Raniere never got to put his nation-building model for Mexico to the test. In October 2017, the New York Times broke the shocking story that would eventually lead to his capture and trial. One of Raniere’s close associates, a woman named Sarah Edmonson, had fled the group after being branded with a cauterizing device as part of DOS. A few months later, in March 2018, Mexican authorities arrested Raniere in Puerto Vallarta, along the country’s Pacific coast. He would be charged with sex trafficking soon after. Mark Vicente, the film director, was one of the prosecution’s first witnesses. “It’s a fraud, it’s a lie,” Vicente said in court. “This well-intentioned veneer covers a horrible evil.”

If recent revelations are any indication, the prosecution will likely uncover the full extent of NXIVM’s network in Mexico. While he currently doesn’t face charges in the United States, prosecutors recently identified Salinas as one of Raniere’s alleged “co-conspirators.” In her trial testimony, Lauren Salzman named Rosa Laura Junco as the woman who recruited her into DOS. (Junco was also apparently responsible for buying a house for members of the sex ring group near Albany, New York.)

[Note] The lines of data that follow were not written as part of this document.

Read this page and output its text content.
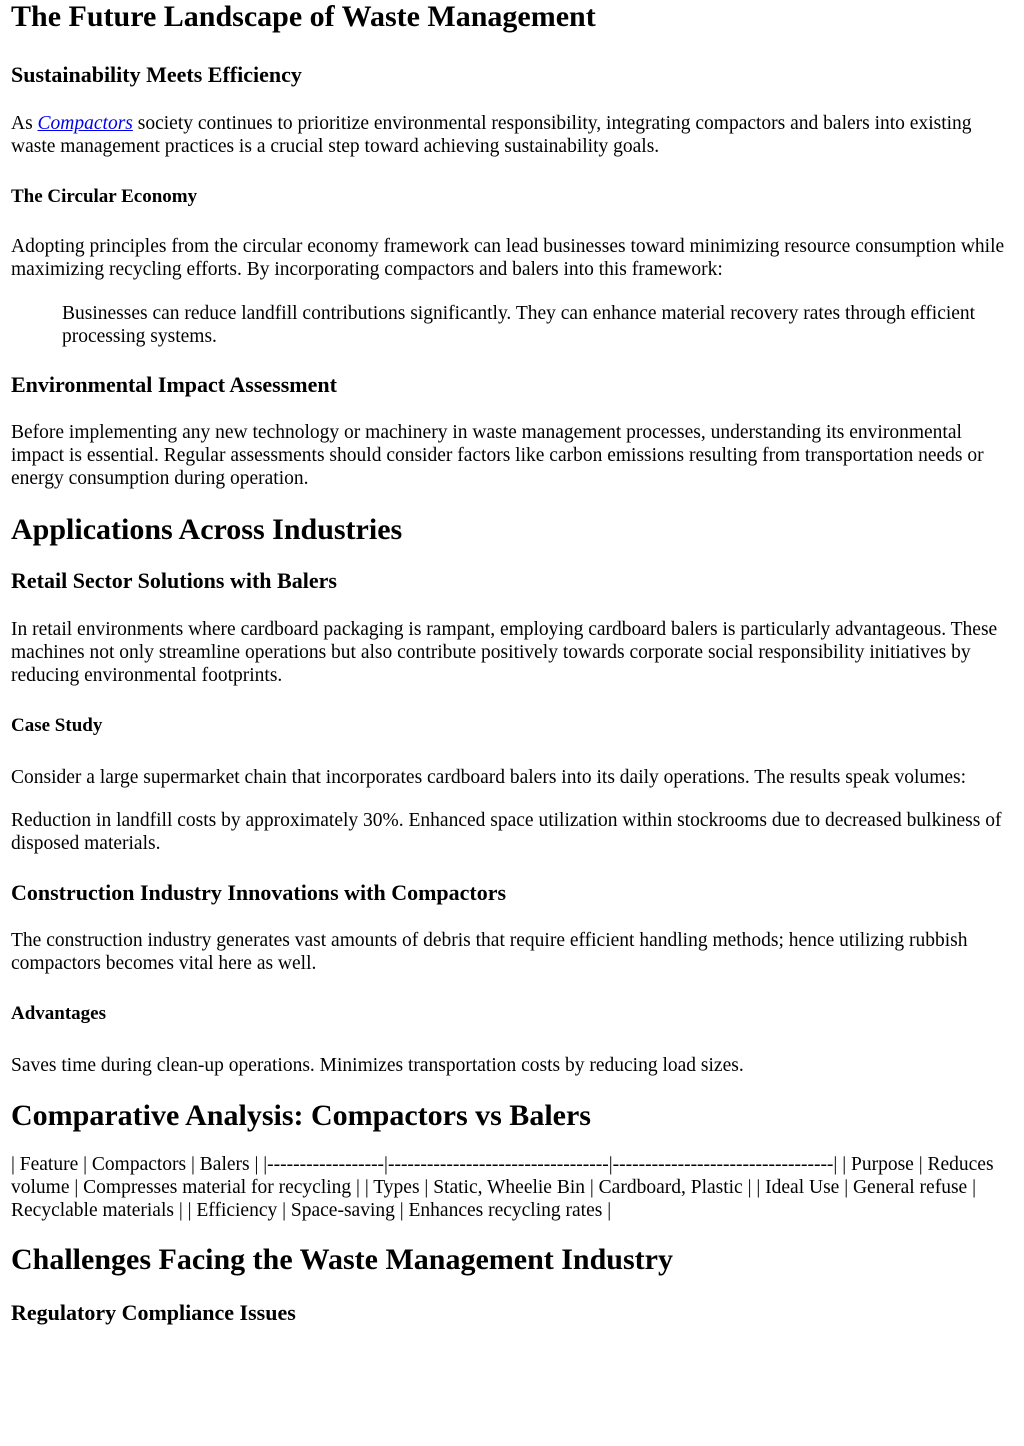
The Future Landscape of Waste Management
Sustainability Meets Efficiency

As Compactors society continues to prioritize environmental responsibility, integrating compactors and balers into existing waste management practices is a crucial step toward achieving sustainability goals.

The Circular Economy

Adopting principles from the circular economy framework can lead businesses toward minimizing resource consumption while maximizing recycling efforts. By incorporating compactors and balers into this framework:

Businesses can reduce landfill contributions significantly. They can enhance material recovery rates through efficient processing systems.
Environmental Impact Assessment

Before implementing any new technology or machinery in waste management processes, understanding its environmental impact is essential. Regular assessments should consider factors like carbon emissions resulting from transportation needs or energy consumption during operation.

Applications Across Industries
Retail Sector Solutions with Balers

In retail environments where cardboard packaging is rampant, employing cardboard balers is particularly advantageous. These machines not only streamline operations but also contribute positively towards corporate social responsibility initiatives by reducing environmental footprints.

Case Study

Consider a large supermarket chain that incorporates cardboard balers into its daily operations. The results speak volumes:

Reduction in landfill costs by approximately 30%. Enhanced space utilization within stockrooms due to decreased bulkiness of disposed materials.

Construction Industry Innovations with Compactors

The construction industry generates vast amounts of debris that require efficient handling methods; hence utilizing rubbish compactors becomes vital here as well.

Advantages

Saves time during clean-up operations. Minimizes transportation costs by reducing load sizes.

Comparative Analysis: Compactors vs Balers

| Feature | Compactors | Balers | |------------------|----------------------------------|----------------------------------| | Purpose | Reduces volume | Compresses material for recycling | | Types | Static, Wheelie Bin | Cardboard, Plastic | | Ideal Use | General refuse | Recyclable materials | | Efficiency | Space-saving | Enhances recycling rates |

Challenges Facing the Waste Management Industry
Regulatory Compliance Issues
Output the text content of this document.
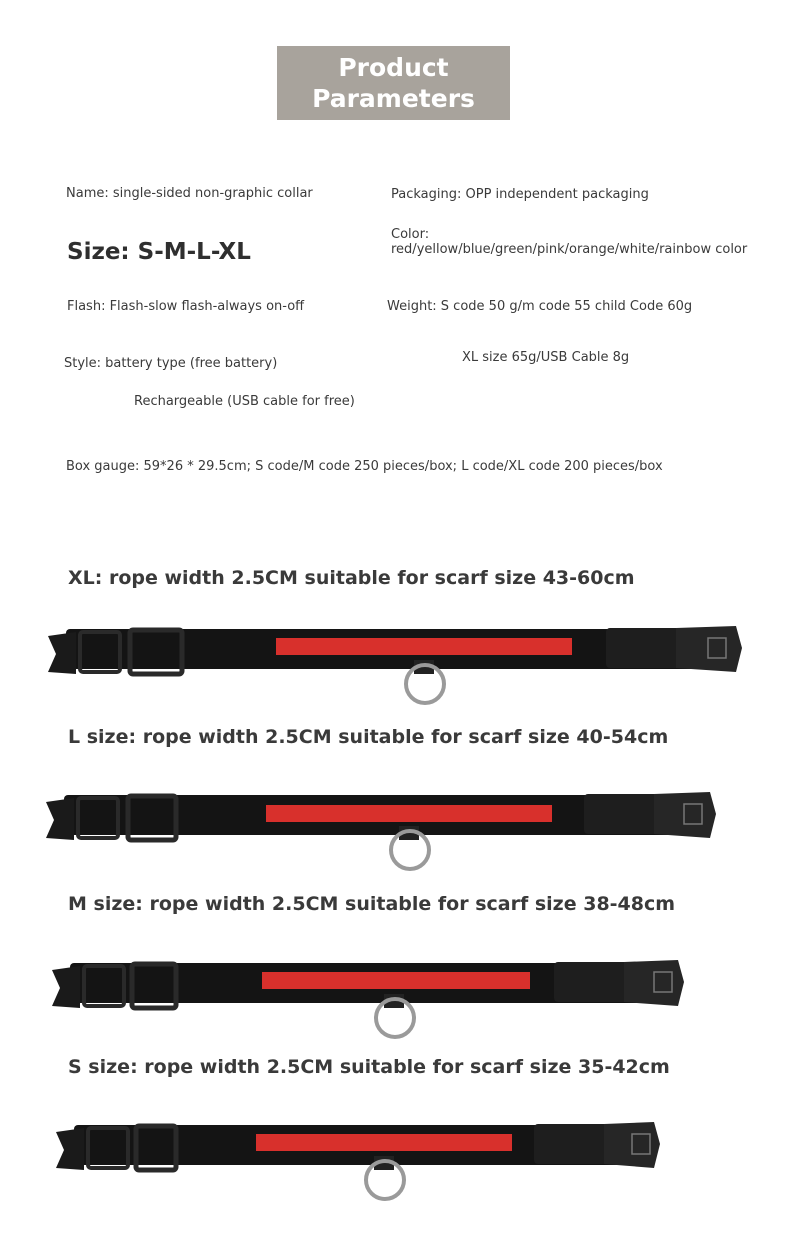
Product
Parameters
Name: single-sided non-graphic collar	Packaging: OPP independent packaging
Size: S-M-L-XL
Color:
red/yellow/blue/green/pink/orange/white/rainbow color
Flash: Flash-slow flash-always on-off	Weight: S code 50 g/m code 55 child Code 60g
Style: battery type (free battery)	XL size 65g/USB Cable 8g
Rechargeable (USB cable for free)
Box gauge: 59*26 * 29.5cm; S code/M code 250 pieces/box; L code/XL code 200 pieces/box
XL: rope width 2.5CM suitable for scarf size 43-60cm
L size: rope width 2.5CM suitable for scarf size 40-54cm
M size: rope width 2.5CM suitable for scarf size 38-48cm
S size: rope width 2.5CM suitable for scarf size 35-42cm
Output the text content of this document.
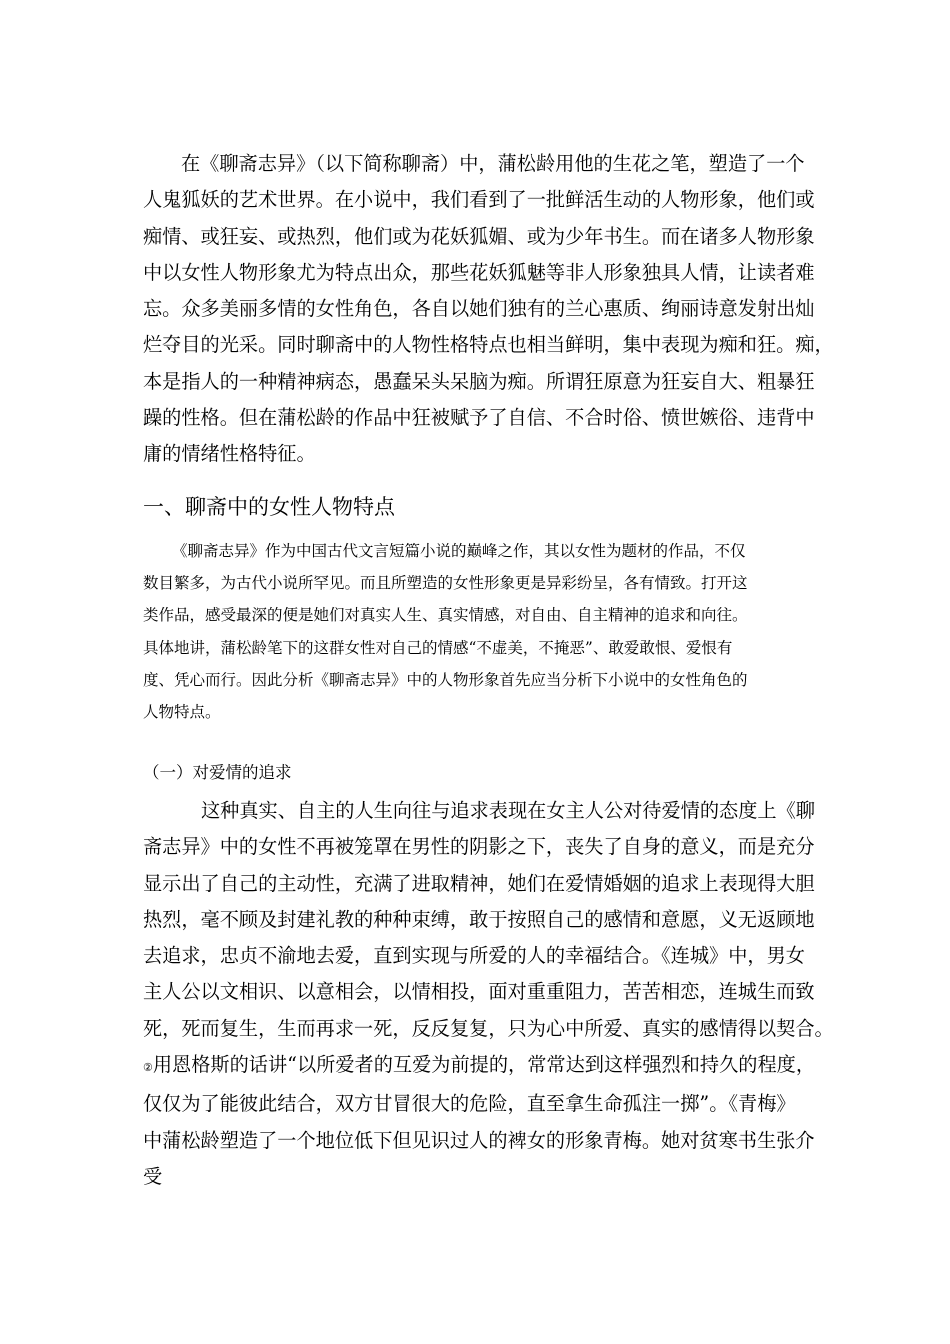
在《聊斋志异》（以下简称聊斋）中，蒲松龄用他的生花之笔，塑造了一个
人鬼狐妖的艺术世界。在小说中，我们看到了一批鲜活生动的人物形象，他们或
痴情、或狂妄、或热烈，他们或为花妖狐媚、或为少年书生。而在诸多人物形象
中以女性人物形象尤为特点出众，那些花妖狐魅等非人形象独具人情，让读者难
忘。众多美丽多情的女性角色，各自以她们独有的兰心惠质、绚丽诗意发射出灿
烂夺目的光采。同时聊斋中的人物性格特点也相当鲜明，集中表现为痴和狂。痴，
本是指人的一种精神病态，愚蠢呆头呆脑为痴。所谓狂原意为狂妄自大、粗暴狂
躁的性格。但在蒲松龄的作品中狂被赋予了自信、不合时俗、愤世嫉俗、违背中
庸的情绪性格特征。
一、聊斋中的女性人物特点
《聊斋志异》作为中国古代文言短篇小说的巅峰之作，其以女性为题材的作品，不仅
数目繁多，为古代小说所罕见。而且所塑造的女性形象更是异彩纷呈，各有情致。打开这
类作品，感受最深的便是她们对真实人生、真实情感，对自由、自主精神的追求和向往。
具体地讲，蒲松龄笔下的这群女性对自己的情感“不虚美，不掩恶”、敢爱敢恨、爱恨有
度、凭心而行。因此分析《聊斋志异》中的人物形象首先应当分析下小说中的女性角色的
人物特点。
（一）对爱情的追求
这种真实、自主的人生向往与追求表现在女主人公对待爱情的态度上《聊
斋志异》中的女性不再被笼罩在男性的阴影之下，丧失了自身的意义，而是充分
显示出了自己的主动性，充满了进取精神，她们在爱情婚姻的追求上表现得大胆
热烈，毫不顾及封建礼教的种种束缚，敢于按照自己的感情和意愿，义无返顾地
去追求，忠贞不渝地去爱，直到实现与所爱的人的幸福结合。《连城》中，男女
主人公以文相识、以意相会，以情相投，面对重重阻力，苦苦相恋，连城生而致
死，死而复生，生而再求一死，反反复复，只为心中所爱、真实的感情得以契合。
②用恩格斯的话讲“以所爱者的互爱为前提的，常常达到这样强烈和持久的程度，
仅仅为了能彼此结合，双方甘冒很大的危险，直至拿生命孤注一掷”。《青梅》
中蒲松龄塑造了一个地位低下但见识过人的裨女的形象青梅。她对贫寒书生张介
受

Some of Raniere’s Mexican associates and victims are expected to take the stand in Brooklyn, New York, in the next few days. If that’s the case, major Mexican media outlets, some of which have slowly begun to air pieces mainly about the trial, may have no choice but to treat the story as what it truly is: a shocking and unprecedented affair that transcends the Brooklyn legal proceedings and reached the upper echelons of Mexican society and the country’s political establishment. To do otherwise would not only be journalistic malpractice, it would also offer undeniable proof that, in Mexico, political connections can still be more relevant than the full pursuit of the truth.